Semua orang pernah memimpikan hal ini: Bagaimana jika saya menghilang dalam semalam, dimulai di suatu tempat di mana tidak ada seorang pun yang mengenal saya? Kadang-kadang ini merupakan skenario yang sangat menarik, namun kenyataannya hanya sedikit orang yang berani membuat awal baru yang radikal. Kurangnya keberanian, ketakutan yang melumpuhkan akan konsekuensinya. Tapi kenapa?
Mungkin karena skenarionya sangat menarik bagi sebagian dari kita dalam situasi kehidupan tertentu, Pascal Mercier memukau penonton dengan novelnya tahun 2004 “Kereta Malam ke Lisbon”. Buku itu menjadi buku terlaris internasional. Tak lama setelah ulang tahunnya yang ke 79, penulis meninggal pada tanggal 27 Juni 2023 di rumah angkatnya, Berlin.
Ia dilahirkan Peter Bieri pada tanggal 23 Juni 1944 di Bern. Ia berhenti belajar filologi klasik dan setelah tinggal di London, Bieri pindah ke Heidelberg, tempat ia belajar filsafat, bahasa Inggris dan Indologi dan kemudian menerima gelar doktor. Ia mengajar dan meneliti sebagai profesor filsafat di Bielefeld, Heidelberg, Marburg dan terakhir di Universitas Bebas Berlin. Dalam karya ilmiahnya, Bieri fokus pada fungsi kognitif otak.
Pada tahun 1995 Bieri menjadi Pascal Mercier untuk pertama kalinya.
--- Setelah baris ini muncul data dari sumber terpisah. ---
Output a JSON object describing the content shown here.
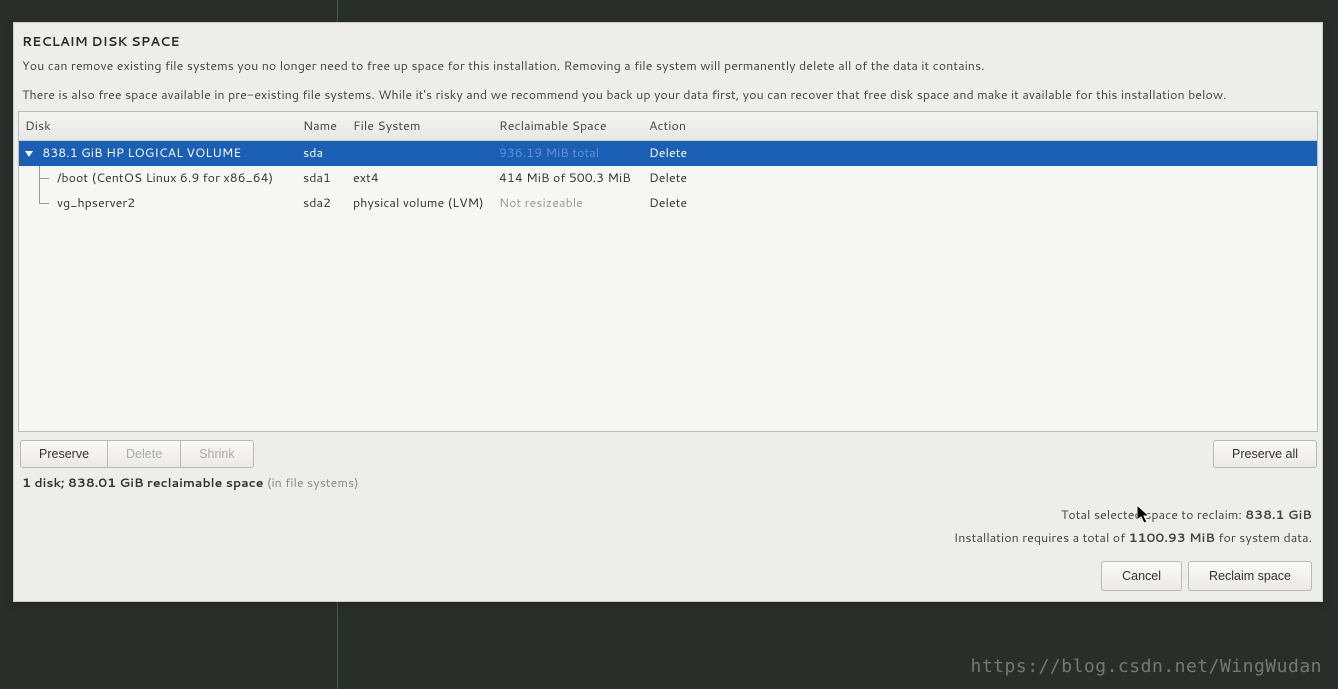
{
  "dialog": {
    "title": "RECLAIM DISK SPACE",
    "desc1": "You can remove existing file systems you no longer need to free up space for this installation.  Removing a file system will permanently delete all of the data it contains.",
    "desc2": "There is also free space available in pre-existing file systems.  While it's risky and we recommend you back up your data first, you can recover that free disk space and make it available for this installation below."
  },
  "table": {
    "columns": {
      "disk": "Disk",
      "name": "Name",
      "fs": "File System",
      "reclaim": "Reclaimable Space",
      "action": "Action"
    },
    "rows": [
      {
        "disk": "838.1 GiB HP LOGICAL VOLUME",
        "name": "sda",
        "fs": "",
        "reclaim": "936.19 MiB total",
        "action": "Delete",
        "selected": true,
        "parent": true
      },
      {
        "disk": "/boot (CentOS Linux 6.9 for x86_64)",
        "name": "sda1",
        "fs": "ext4",
        "reclaim": "414 MiB of 500.3 MiB",
        "action": "Delete",
        "child": true
      },
      {
        "disk": "vg_hpserver2",
        "name": "sda2",
        "fs": "physical volume (LVM)",
        "reclaim": "Not resizeable",
        "reclaim_muted": true,
        "action": "Delete",
        "child": true,
        "last": true
      }
    ]
  },
  "buttons": {
    "preserve": "Preserve",
    "delete": "Delete",
    "shrink": "Shrink",
    "preserve_all": "Preserve all",
    "cancel": "Cancel",
    "reclaim_space": "Reclaim space"
  },
  "summary": {
    "bold": "1 disk; 838.01 GiB reclaimable space",
    "suffix": " (in file systems)"
  },
  "footer": {
    "line1_pre": "Total selected space to reclaim: ",
    "line1_bold": "838.1 GiB",
    "line2_pre": "Installation requires a total of ",
    "line2_bold": "1100.93 MiB",
    "line2_suf": " for system data."
  },
  "watermark": "https://blog.csdn.net/WingWudan"
}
Dia menerbitkan lima novel dengan nama samaran ini, yang pertama adalah “Perlmann’s Silence”. Filsafat mengalir ke dalam fiksinya, dan permulaan baru menjadi tema sentral dalam cerita-ceritanya.
Diterjemahkan ke lebih dari 40 bahasa
Novel ketiganya akhirnya membawa terobosan internasionalnya: “Night Train to Lisbon” diterjemahkan ke lebih dari 40 bahasa dan dijadikan film pada tahun 2013 dengan Jeremy Irons sebagai pemeran utama. Dalam novel tersebut, Mercier mengirimkan seorang filolog klasik yang tidak duniawi dalam sebuah petualangan besar: Raimund Gregorius adalah seorang sarjana yang unggul. Dia mengajar bahasa Yunani dan Latin di sebuah sekolah menengah di Bern, sudah bercerai dan lebih terhubung dengan buku daripada kehidupan. Seseorang yang telah mempertahankan rutinitas yang sama selama 30 tahun dan dengan hormat dipanggil “Mundus” oleh murid-muridnya.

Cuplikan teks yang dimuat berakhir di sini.